The antioxidant chemistry that is most beneficial to preventing this form of degradation are phenols. Turbo CC is an amine-only additive system. This problem does occur in turbine oil chemistries with mixed antioxidant systems, but not usually until the phenols are 20-30% of new. (Obviously, this percentage also depends upon the actual volume of phenolic antioxidants formulated into the turbine oil.)

You need an electrostatic separation unit (1-micron filters, including depth media cellulose filters, are ineffective at removing soft contaminants in an operating gas turbine lube system). You also need to sweeten your additive system by bleed & feed (not a big bang for your buck), drain & refill or additive replenishment (usually without the support of your lubricant supplier).

When you eventually replace the oil, you may consider purchasing a turbine oil with a mixed antioxidant system. Shell has some.

Bottom line - the same phenomenon that you are seeing in the sample bottle is also occuring in low flow areas of your system and forming varnish.

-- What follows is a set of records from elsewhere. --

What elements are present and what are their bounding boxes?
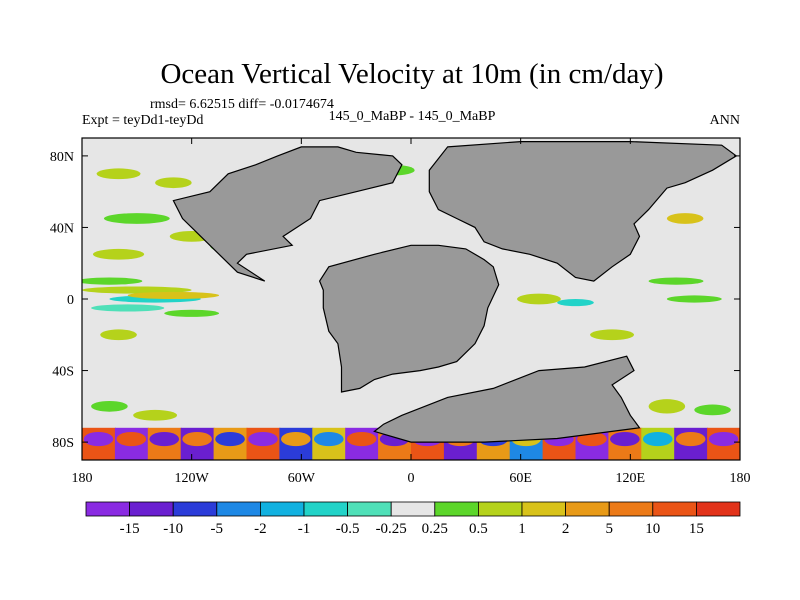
- colorbar-swatch: [347, 501, 392, 517]
- polar-band-patch: [83, 431, 114, 447]
- land-antarctica-australia: [373, 355, 641, 443]
- polar-band-patch: [281, 431, 311, 447]
- anomaly-patch: [96, 168, 141, 180]
- polar-band-patch: [675, 431, 706, 447]
- colorbar: -15 -10 -5 -2 -1 -0.5 -0.25 0.25 0.5 1 2 5 10 15: [85, 501, 741, 537]
- colorbar-swatch: [172, 501, 218, 517]
- anomaly-patch: [82, 286, 192, 294]
- x-tick-label: 180: [730, 471, 751, 486]
- anomaly-patch: [92, 248, 145, 260]
- anomaly-patch: [164, 309, 220, 317]
- anomaly-patch: [694, 404, 731, 416]
- colorbar-swatch: [434, 501, 479, 517]
- colorbar-swatch: [652, 501, 697, 517]
- colorbar-swatch: [303, 501, 348, 517]
- colorbar-label: 10: [645, 521, 660, 537]
- colorbar-label: 0.5: [469, 521, 488, 537]
- colorbar-label: 1: [518, 521, 526, 537]
- anomaly-patch: [648, 277, 704, 285]
- polar-band-patch: [116, 431, 147, 447]
- polar-band-patch: [182, 431, 212, 447]
- colorbar-swatch: [696, 501, 741, 517]
- colorbar-label: -0.25: [376, 521, 407, 537]
- anomaly-patch: [91, 304, 165, 312]
- anomaly-patch: [648, 399, 686, 414]
- colorbar-label: 15: [689, 521, 704, 537]
- x-tick-label: 0: [408, 471, 415, 486]
- anomaly-patch: [127, 291, 220, 299]
- x-tick-label: 120W: [175, 471, 210, 486]
- y-tick-label: 40N: [50, 221, 74, 236]
- x-tick-label: 120E: [616, 471, 646, 486]
- anomaly-patch: [517, 293, 561, 305]
- colorbar-swatch: [259, 501, 305, 517]
- colorbar-label: -0.5: [336, 521, 360, 537]
- colorbar-label: 0.25: [422, 521, 448, 537]
- polar-band-patch: [248, 431, 278, 447]
- colorbar-label: -5: [211, 521, 224, 537]
- y-tick-label: 80S: [52, 436, 74, 451]
- anomaly-patch: [100, 329, 137, 341]
- polar-band-patch: [215, 431, 245, 447]
- expt-label: Expt = teyDd1-teyDd: [82, 113, 203, 128]
- colorbar-label: 2: [562, 521, 570, 537]
- polar-band-patch: [708, 431, 739, 447]
- anomaly-patch: [557, 299, 594, 307]
- y-tick-label: 80N: [50, 150, 74, 165]
- land-north-america-europe: [172, 146, 403, 282]
- anomaly-patch: [133, 409, 178, 421]
- colorbar-label: -15: [120, 521, 140, 537]
- anomaly-patch: [666, 213, 704, 224]
- colorbar-label: -10: [163, 521, 183, 537]
- comparison-label: 145_0_MaBP - 145_0_MaBP: [329, 109, 496, 124]
- chart-title: Ocean Vertical Velocity at 10m (in cm/da…: [160, 58, 663, 90]
- anomaly-patch: [155, 177, 192, 189]
- colorbar-swatch: [521, 501, 566, 517]
- map-area: [82, 138, 740, 460]
- anomaly-patch: [82, 277, 143, 285]
- colorbar-label: 5: [605, 521, 613, 537]
- colorbar-label: -2: [254, 521, 267, 537]
- y-axis: 80N 40N 0 40S 80S: [50, 150, 740, 451]
- colorbar-label: -1: [298, 521, 311, 537]
- x-tick-label: 180: [72, 471, 93, 486]
- anomaly-patch: [590, 329, 634, 341]
- colorbar-swatch: [85, 501, 130, 517]
- season-label: ANN: [710, 113, 740, 128]
- x-axis: 180 120W 60W 0 60E 120E 180: [72, 138, 751, 486]
- colorbar-swatch: [129, 501, 174, 517]
- y-tick-label: 40S: [52, 365, 74, 380]
- anomaly-patch: [103, 213, 170, 224]
- colorbar-swatch: [565, 501, 610, 517]
- polar-band-patch: [642, 431, 673, 447]
- polar-band-patch: [346, 431, 377, 447]
- colorbar-swatch: [477, 501, 523, 517]
- colorbar-swatch: [216, 501, 261, 517]
- anomaly-patch: [91, 400, 128, 412]
- polar-band-patch: [149, 431, 180, 447]
- land-masks: [172, 141, 738, 443]
- y-tick-label: 0: [67, 293, 74, 308]
- x-tick-label: 60E: [509, 471, 532, 486]
- colorbar-swatch: [608, 501, 654, 517]
- stats-label: rmsd= 6.62515 diff= -0.0174674: [150, 97, 334, 112]
- southern-ocean-band: [82, 427, 740, 460]
- polar-band-patch: [313, 431, 344, 447]
- colorbar-swatch: [390, 501, 436, 517]
- x-tick-label: 60W: [288, 471, 316, 486]
- anomaly-patch: [666, 295, 722, 303]
- polar-band-patch: [610, 431, 640, 447]
- land-south-america-africa: [318, 244, 500, 393]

In a gas turbine, this is often the IGV line and explains why peaking/cycling units have the Monday morning blues. (Fail-to-start conditions due to IGV va**e sticking when you go to fire the unit and it has been on turning gear for the weekend.) I have a paper on this if you'd like further information. gregjlivingstone@yahoo.com
Last edited by greglivingstone
water can disso**e in oil .When the water content reaches the saturation point of the oil, it separates out and free water is formed as a solution and the oil looks cloudy. The solubility of water in oil depends on temperature and it encreases as the temperature rises. So at high temperature you have clear oil with water disso**ed in it and with cold oil you can see the water in oil that is already saturated
Regards
Reuven Sasson
ihsil@hotmail.com, Israel
This cloudy oil is a continuing issue here in the USA and although it is a good idea to check the basics first, water, Contamination, Pollen, other things through FTIR, the issue may be sludge or varnish. We are increasingly seeing some turbine oil which used to be pure mineral oils swinging formulation to a higher percentage of Group II base stock. Some of these oils have a higher sludging tendency. If you contact a good lab and request a full turbine lube ascessment including varnishing potential you may get to the problem sooner rather than later.

Take the advice of either Greg or andy. they both know what they are doing.

Labs see http://www.analystsinc.com
another http://www.bentlytribology.com
or http://www.focuslab.co.th

There are many others jus as qualified, but these are a few that we know.